3- The title of the comic is, “Ideas can be Weapons,” what ideas do you see as being the most dangerous “weapons” in our current moment?
Nick Thorkelson: Defining freedom as indifference to the common good is an idea that unites neoliberals and the “populist” right. Therein lies the danger, not just to marginalized populations but to everyone. Within the coalition that brought us the 2016 counterrevolution, I doubt that major donors in the oil industry embrace the populist catechism (build the wall, black lives don’t matter, AR-15s keep us safe, etc.). But they fervently believe they have the right to extract and burn fossil fuels to the full extent of profitability, no matter how many homes have to sink into the sea or burn to the ground.
Dave Wagner: What we learned from Mosse is not only that ideas can be weapons but that irrational ideas that cultivate popular insecurities can be mobilized in support of authoritarian movements. In the current moment, the QAnon example, a secular version of themes dealt with in the Mosse comic, is ready to hand.
Paul Buhle: Every project of mine since the launching of Radical America in 1967 has had the purpose of making history useful, then the lessons learned in Mosse’s class, applied by myself and my contributors to a couple journals that I published, special issues of journals, anthological books and my own books/essays, are alive today, or should be. The totality of the leftwing screenwriters during WW2 that Dave Wagner and I examined was devoted to anti-fascism; and the 900 pages of Jews and American Popular Culture, three volumes, was intended to provide a visionary perspective of secular Jewish involvements in modern society; and if my own writing on race and Empire continue to have relevance, then I hope to have made a contribution for today’s movements and expressions.
Nick Thorkelson: Nick Thorkelson is a cartoonist living in Provincetown MA. He has done cartoons on local politics for The Boston Globe and in support of organizations working on economic justice, peace, and public health. His graphic biography Herbert Marcuse, Philosopher of Utopia was published by City Lights Books in 2019. He has contributed to a number of Paul Buhle’s nonfiction comics anthologies such as Bohemians and Yiddishkeit, and he is the co-author and/or illustrator of The Underhanded History of the USA, The Legal Rights of Union Stewards, and Economic Meltdown Funnies. He is currently working on a graphic biography of the English artist/socialist William Morris.
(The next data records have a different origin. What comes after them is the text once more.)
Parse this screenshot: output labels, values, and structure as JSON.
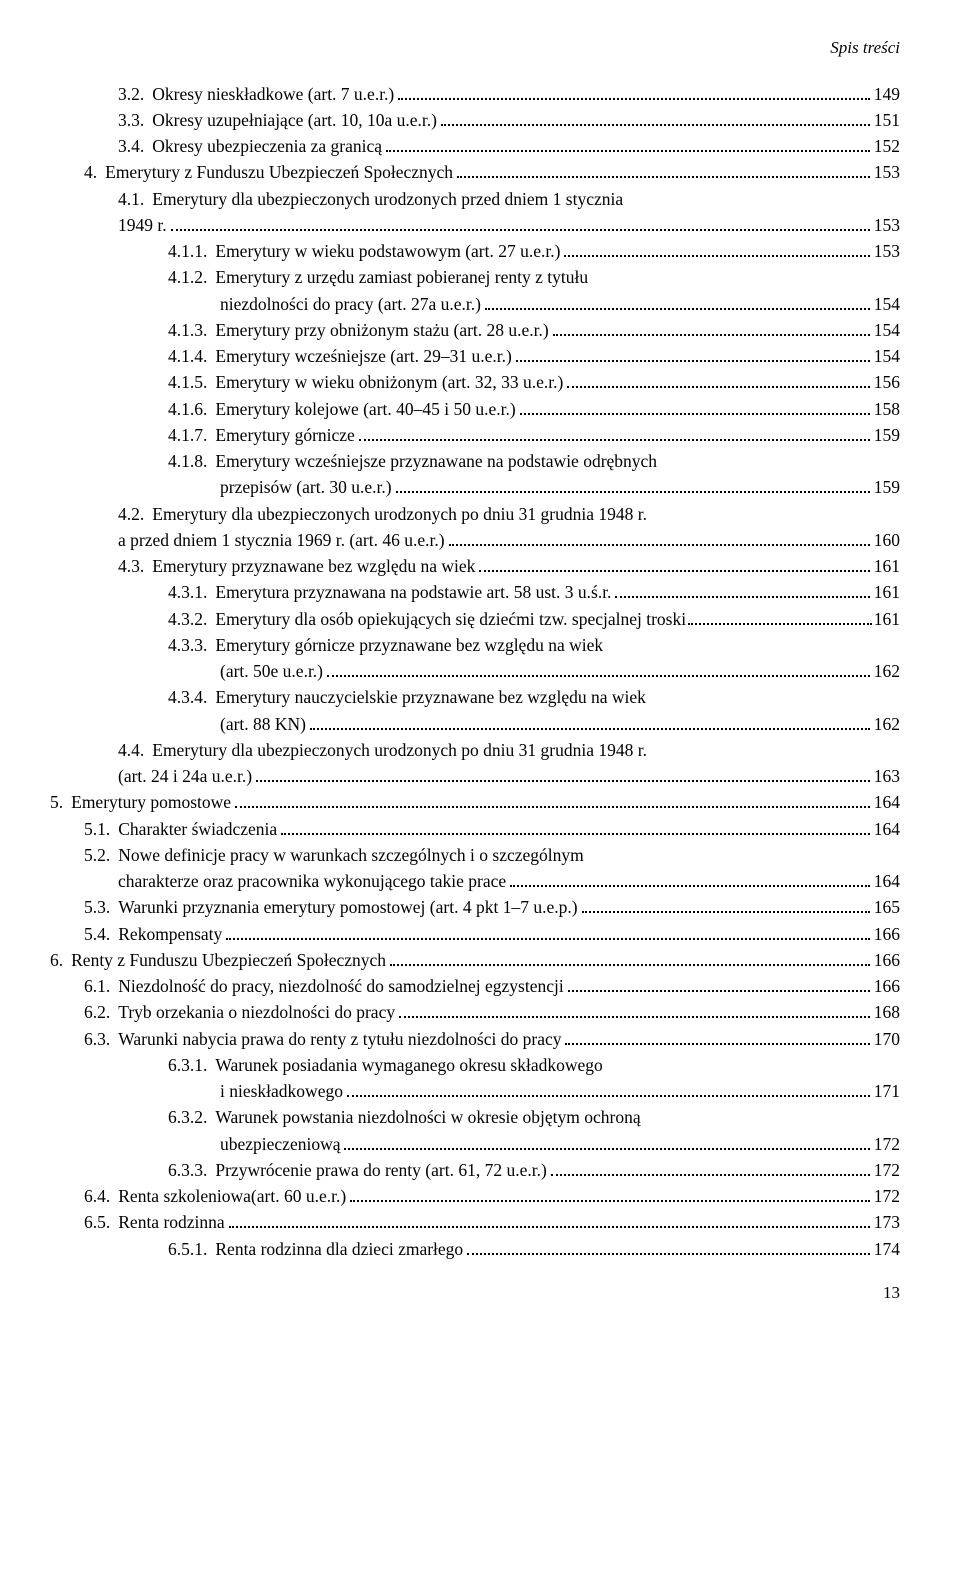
{
  "header": "Spis treści",
  "footer_page": "13",
  "entries": [
    {
      "indent": 2,
      "num": "3.2.",
      "label": "Okresy nieskładkowe (art. 7 u.e.r.)",
      "page": "149"
    },
    {
      "indent": 2,
      "num": "3.3.",
      "label": "Okresy uzupełniające (art. 10, 10a u.e.r.)",
      "page": "151"
    },
    {
      "indent": 2,
      "num": "3.4.",
      "label": "Okresy ubezpieczenia za granicą",
      "page": "152"
    },
    {
      "indent": 1,
      "num": "4.",
      "label": "Emerytury z Funduszu Ubezpieczeń Społecznych",
      "page": "153"
    },
    {
      "indent": 2,
      "num": "4.1.",
      "label": "Emerytury dla ubezpieczonych urodzonych przed dniem 1 stycznia",
      "cont": [
        {
          "label": "1949 r.",
          "page": "153"
        }
      ]
    },
    {
      "indent": 3,
      "num": "4.1.1.",
      "label": "Emerytury w wieku podstawowym (art. 27 u.e.r.)",
      "page": "153"
    },
    {
      "indent": 3,
      "num": "4.1.2.",
      "label": "Emerytury z urzędu zamiast pobieranej renty z tytułu",
      "cont": [
        {
          "label": "niezdolności do pracy (art. 27a u.e.r.)",
          "page": "154"
        }
      ]
    },
    {
      "indent": 3,
      "num": "4.1.3.",
      "label": "Emerytury przy obniżonym stażu (art. 28 u.e.r.)",
      "page": "154"
    },
    {
      "indent": 3,
      "num": "4.1.4.",
      "label": "Emerytury wcześniejsze (art. 29–31 u.e.r.)",
      "page": "154"
    },
    {
      "indent": 3,
      "num": "4.1.5.",
      "label": "Emerytury w wieku obniżonym (art. 32, 33 u.e.r.)",
      "page": "156"
    },
    {
      "indent": 3,
      "num": "4.1.6.",
      "label": "Emerytury kolejowe (art. 40–45 i 50 u.e.r.)",
      "page": "158"
    },
    {
      "indent": 3,
      "num": "4.1.7.",
      "label": "Emerytury górnicze",
      "page": "159"
    },
    {
      "indent": 3,
      "num": "4.1.8.",
      "label": "Emerytury wcześniejsze przyznawane na podstawie odrębnych",
      "cont": [
        {
          "label": "przepisów (art. 30 u.e.r.)",
          "page": "159"
        }
      ]
    },
    {
      "indent": 2,
      "num": "4.2.",
      "label": "Emerytury dla ubezpieczonych urodzonych po dniu 31 grudnia 1948 r.",
      "cont": [
        {
          "label": "a przed dniem 1 stycznia 1969 r. (art. 46 u.e.r.)",
          "page": "160"
        }
      ]
    },
    {
      "indent": 2,
      "num": "4.3.",
      "label": "Emerytury przyznawane bez względu na wiek",
      "page": "161"
    },
    {
      "indent": 3,
      "num": "4.3.1.",
      "label": "Emerytura przyznawana na podstawie art. 58 ust. 3 u.ś.r.",
      "page": "161"
    },
    {
      "indent": 3,
      "num": "4.3.2.",
      "label": "Emerytury dla osób opiekujących się dziećmi tzw. specjalnej troski",
      "page": "161",
      "tight": true
    },
    {
      "indent": 3,
      "num": "4.3.3.",
      "label": "Emerytury górnicze przyznawane bez względu na wiek",
      "cont": [
        {
          "label": "(art. 50e u.e.r.)",
          "page": "162"
        }
      ]
    },
    {
      "indent": 3,
      "num": "4.3.4.",
      "label": "Emerytury nauczycielskie przyznawane bez względu na wiek",
      "cont": [
        {
          "label": "(art. 88 KN)",
          "page": "162"
        }
      ]
    },
    {
      "indent": 2,
      "num": "4.4.",
      "label": "Emerytury dla ubezpieczonych urodzonych po dniu 31 grudnia 1948 r.",
      "cont": [
        {
          "label": "(art. 24 i 24a u.e.r.)",
          "page": "163"
        }
      ]
    },
    {
      "indent": 0,
      "num": "5.",
      "label": "Emerytury pomostowe",
      "page": "164"
    },
    {
      "indent": 1,
      "num": "5.1.",
      "label": "Charakter świadczenia",
      "page": "164"
    },
    {
      "indent": 1,
      "num": "5.2.",
      "label": "Nowe definicje pracy w warunkach szczególnych i o szczególnym",
      "cont": [
        {
          "label": "charakterze oraz pracownika wykonującego takie prace",
          "page": "164"
        }
      ]
    },
    {
      "indent": 1,
      "num": "5.3.",
      "label": "Warunki przyznania emerytury pomostowej (art. 4 pkt 1–7 u.e.p.)",
      "page": "165"
    },
    {
      "indent": 1,
      "num": "5.4.",
      "label": "Rekompensaty",
      "page": "166"
    },
    {
      "indent": 0,
      "num": "6.",
      "label": "Renty z Funduszu Ubezpieczeń Społecznych",
      "page": "166"
    },
    {
      "indent": 1,
      "num": "6.1.",
      "label": "Niezdolność do pracy, niezdolność do samodzielnej egzystencji",
      "page": "166"
    },
    {
      "indent": 1,
      "num": "6.2.",
      "label": "Tryb orzekania o niezdolności do pracy",
      "page": "168"
    },
    {
      "indent": 1,
      "num": "6.3.",
      "label": "Warunki nabycia prawa do renty z tytułu niezdolności do pracy",
      "page": "170"
    },
    {
      "indent": 3,
      "num": "6.3.1.",
      "label": "Warunek posiadania wymaganego okresu składkowego",
      "cont": [
        {
          "label": "i nieskładkowego",
          "page": "171"
        }
      ]
    },
    {
      "indent": 3,
      "num": "6.3.2.",
      "label": "Warunek powstania niezdolności w okresie objętym ochroną",
      "cont": [
        {
          "label": "ubezpieczeniową",
          "page": "172"
        }
      ]
    },
    {
      "indent": 3,
      "num": "6.3.3.",
      "label": "Przywrócenie prawa do renty (art. 61, 72 u.e.r.)",
      "page": "172"
    },
    {
      "indent": 1,
      "num": "6.4.",
      "label": "Renta szkoleniowa(art. 60 u.e.r.)",
      "page": "172"
    },
    {
      "indent": 1,
      "num": "6.5.",
      "label": "Renta rodzinna",
      "page": "173"
    },
    {
      "indent": 3,
      "num": "6.5.1.",
      "label": "Renta rodzinna dla dzieci zmarłego",
      "page": "174"
    }
  ]
}
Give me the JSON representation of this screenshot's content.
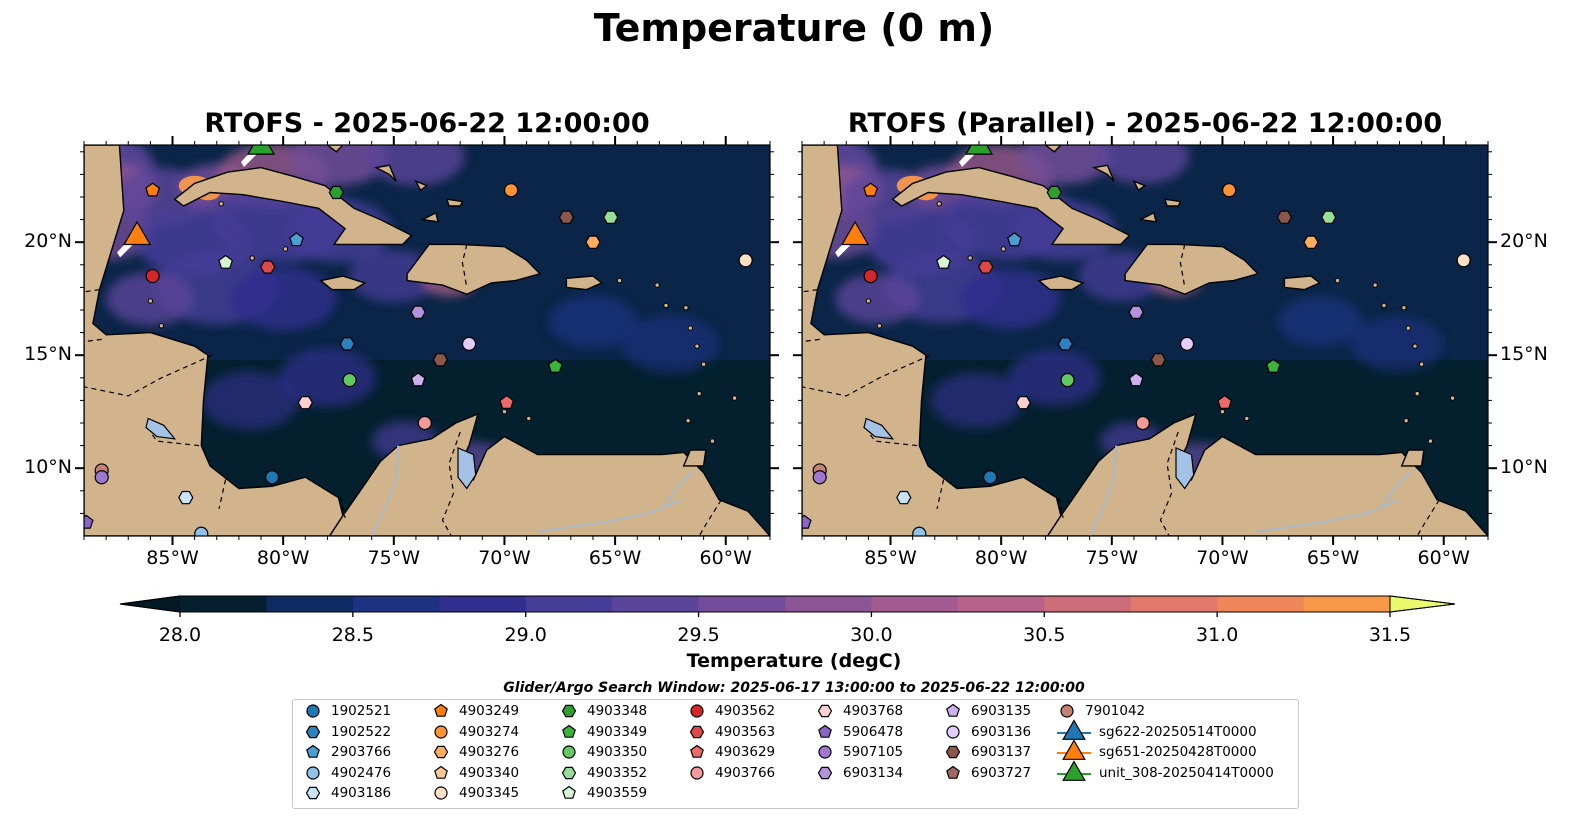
{
  "title": "Temperature (0 m)",
  "panels": [
    {
      "title": "RTOFS - 2025-06-22 12:00:00"
    },
    {
      "title": "RTOFS (Parallel) - 2025-06-22 12:00:00"
    }
  ],
  "axes": {
    "lon_range": [
      -89,
      -58
    ],
    "lat_range": [
      7,
      24.3
    ],
    "lon_ticks": [
      {
        "lon": -85,
        "label": "85°W"
      },
      {
        "lon": -80,
        "label": "80°W"
      },
      {
        "lon": -75,
        "label": "75°W"
      },
      {
        "lon": -70,
        "label": "70°W"
      },
      {
        "lon": -65,
        "label": "65°W"
      },
      {
        "lon": -60,
        "label": "60°W"
      }
    ],
    "lat_ticks": [
      {
        "lat": 20,
        "label": "20°N"
      },
      {
        "lat": 15,
        "label": "15°N"
      },
      {
        "lat": 10,
        "label": "10°N"
      }
    ]
  },
  "colorbar": {
    "label": "Temperature (degC)",
    "min": 28.0,
    "max": 31.5,
    "step": 0.25,
    "extend": "both",
    "tick_labels": [
      "28.0",
      "28.5",
      "29.0",
      "29.5",
      "30.0",
      "30.5",
      "31.0",
      "31.5"
    ],
    "colors": [
      "#04202f",
      "#0f2a60",
      "#1d3381",
      "#302f8e",
      "#463d99",
      "#5b459a",
      "#724c99",
      "#8b5495",
      "#a15b8e",
      "#b7628a",
      "#cd6c79",
      "#e0786b",
      "#ee8659",
      "#f79949",
      "#fcb341",
      "#f4d44b",
      "#e8f96a"
    ],
    "under_color": "#031a26",
    "over_color": "#e8fa6b"
  },
  "map_colors": {
    "ocean": "#04202f",
    "land": "#d2b48c",
    "lake": "#a4c2e6",
    "river": "#aab8c8",
    "coast": "#000000"
  },
  "legend": {
    "title": "Glider/Argo Search Window: 2025-06-17 13:00:00 to 2025-06-22 12:00:00",
    "columns": [
      [
        {
          "label": "1902521",
          "marker": "circle",
          "color": "#1f77b4"
        },
        {
          "label": "1902522",
          "marker": "hexagon",
          "color": "#2e80c0"
        },
        {
          "label": "2903766",
          "marker": "pentagon",
          "color": "#4a9ed2"
        },
        {
          "label": "4902476",
          "marker": "circle",
          "color": "#8fc3ea"
        },
        {
          "label": "4903186",
          "marker": "hexagon",
          "color": "#c8e2f6"
        }
      ],
      [
        {
          "label": "4903249",
          "marker": "pentagon",
          "color": "#ff7f0e"
        },
        {
          "label": "4903274",
          "marker": "circle",
          "color": "#ff9333"
        },
        {
          "label": "4903276",
          "marker": "hexagon",
          "color": "#ffac5e"
        },
        {
          "label": "4903340",
          "marker": "pentagon",
          "color": "#ffc895"
        },
        {
          "label": "4903345",
          "marker": "circle",
          "color": "#ffe0c4"
        }
      ],
      [
        {
          "label": "4903348",
          "marker": "hexagon",
          "color": "#2ca02c"
        },
        {
          "label": "4903349",
          "marker": "pentagon",
          "color": "#3cb43c"
        },
        {
          "label": "4903350",
          "marker": "circle",
          "color": "#62c862"
        },
        {
          "label": "4903352",
          "marker": "hexagon",
          "color": "#97de97"
        },
        {
          "label": "4903559",
          "marker": "pentagon",
          "color": "#d4f4d4"
        }
      ],
      [
        {
          "label": "4903562",
          "marker": "circle",
          "color": "#d62728"
        },
        {
          "label": "4903563",
          "marker": "hexagon",
          "color": "#e04848"
        },
        {
          "label": "4903629",
          "marker": "pentagon",
          "color": "#ec6a6a"
        },
        {
          "label": "4903766",
          "marker": "circle",
          "color": "#f59a9a"
        }
      ],
      [
        {
          "label": "4903768",
          "marker": "hexagon",
          "color": "#fcd0d0"
        },
        {
          "label": "5906478",
          "marker": "pentagon",
          "color": "#8c64c8"
        },
        {
          "label": "5907105",
          "marker": "circle",
          "color": "#9e77cf"
        },
        {
          "label": "6903134",
          "marker": "hexagon",
          "color": "#b393dd"
        }
      ],
      [
        {
          "label": "6903135",
          "marker": "pentagon",
          "color": "#cdb0ee"
        },
        {
          "label": "6903136",
          "marker": "circle",
          "color": "#e2cdf8"
        },
        {
          "label": "6903137",
          "marker": "hexagon",
          "color": "#8c564b"
        },
        {
          "label": "6903727",
          "marker": "pentagon",
          "color": "#a06a5e"
        }
      ],
      [
        {
          "label": "7901042",
          "marker": "circle",
          "color": "#c38373"
        },
        {
          "label": "sg622-20250514T0000",
          "marker": "triangle",
          "color": "#1f77b4"
        },
        {
          "label": "sg651-20250428T0000",
          "marker": "triangle",
          "color": "#ff7f0e"
        },
        {
          "label": "unit_308-20250414T0000",
          "marker": "triangle",
          "color": "#2ca02c"
        }
      ]
    ]
  },
  "floats": [
    {
      "id": "4903249",
      "lon": -85.9,
      "lat": 22.3
    },
    {
      "id": "4903274",
      "lon": -69.7,
      "lat": 22.3
    },
    {
      "id": "4903348",
      "lon": -77.6,
      "lat": 22.2
    },
    {
      "id": "6903137",
      "lon": -67.2,
      "lat": 21.1
    },
    {
      "id": "4903352",
      "lon": -65.2,
      "lat": 21.1
    },
    {
      "id": "4903276",
      "lon": -66.0,
      "lat": 20.0
    },
    {
      "id": "2903766",
      "lon": -79.4,
      "lat": 20.1
    },
    {
      "id": "4903559",
      "lon": -82.6,
      "lat": 19.1
    },
    {
      "id": "4903563",
      "lon": -80.7,
      "lat": 18.9
    },
    {
      "id": "4903562",
      "lon": -85.9,
      "lat": 18.5
    },
    {
      "id": "4903345",
      "lon": -59.1,
      "lat": 19.2
    },
    {
      "id": "6903134",
      "lon": -73.9,
      "lat": 16.9
    },
    {
      "id": "1902522",
      "lon": -77.1,
      "lat": 15.5
    },
    {
      "id": "6903136",
      "lon": -71.6,
      "lat": 15.5
    },
    {
      "id": "6903137",
      "lon": -72.9,
      "lat": 14.8
    },
    {
      "id": "4903349",
      "lon": -67.7,
      "lat": 14.5
    },
    {
      "id": "4903350",
      "lon": -77.0,
      "lat": 13.9
    },
    {
      "id": "6903135",
      "lon": -73.9,
      "lat": 13.9
    },
    {
      "id": "4903768",
      "lon": -79.0,
      "lat": 12.9
    },
    {
      "id": "4903629",
      "lon": -69.9,
      "lat": 12.9
    },
    {
      "id": "4903766",
      "lon": -73.6,
      "lat": 12.0
    },
    {
      "id": "7901042",
      "lon": -88.2,
      "lat": 9.9
    },
    {
      "id": "5907105",
      "lon": -88.2,
      "lat": 9.6
    },
    {
      "id": "1902521",
      "lon": -80.5,
      "lat": 9.6
    },
    {
      "id": "4903186",
      "lon": -84.4,
      "lat": 8.7
    },
    {
      "id": "5906478",
      "lon": -88.9,
      "lat": 7.6
    },
    {
      "id": "4902476",
      "lon": -83.7,
      "lat": 7.1
    }
  ],
  "gliders": [
    {
      "id": "sg651-20250428T0000",
      "lon": -86.6,
      "lat": 20.3
    },
    {
      "id": "unit_308-20250414T0000",
      "lon": -81.0,
      "lat": 24.3
    }
  ]
}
Dave Wagner: Dave Wagner is co-author with Paul Buhle of several books on the Hollywood blacklist of writers and directors in the years after WWII and a collaborator with Paul in a graphic version of Howard Zinn’s A People’s History of American Empire and many other comics projects with Nick Thorkelson. A long time ago he was a reporter and arts columnist for The Capital Times in Madison. He later worked at The Arizona Republic in Phoenix as the editor for politics and state and national government.
Paul Buhle: Paul Buhle, a journal publisher in the New Left and publisher of one of the first Underground Comix, has written or edited many volumes including the biographies of C.L.R. James, William Appleman Willliams and Harvey Kurtzman, returned to comic art with a dozen volumes since 2005 including The Beats, among other subjects. His works, including comics, have been published in more than a dozen languages. He taught at Brown University until retirement.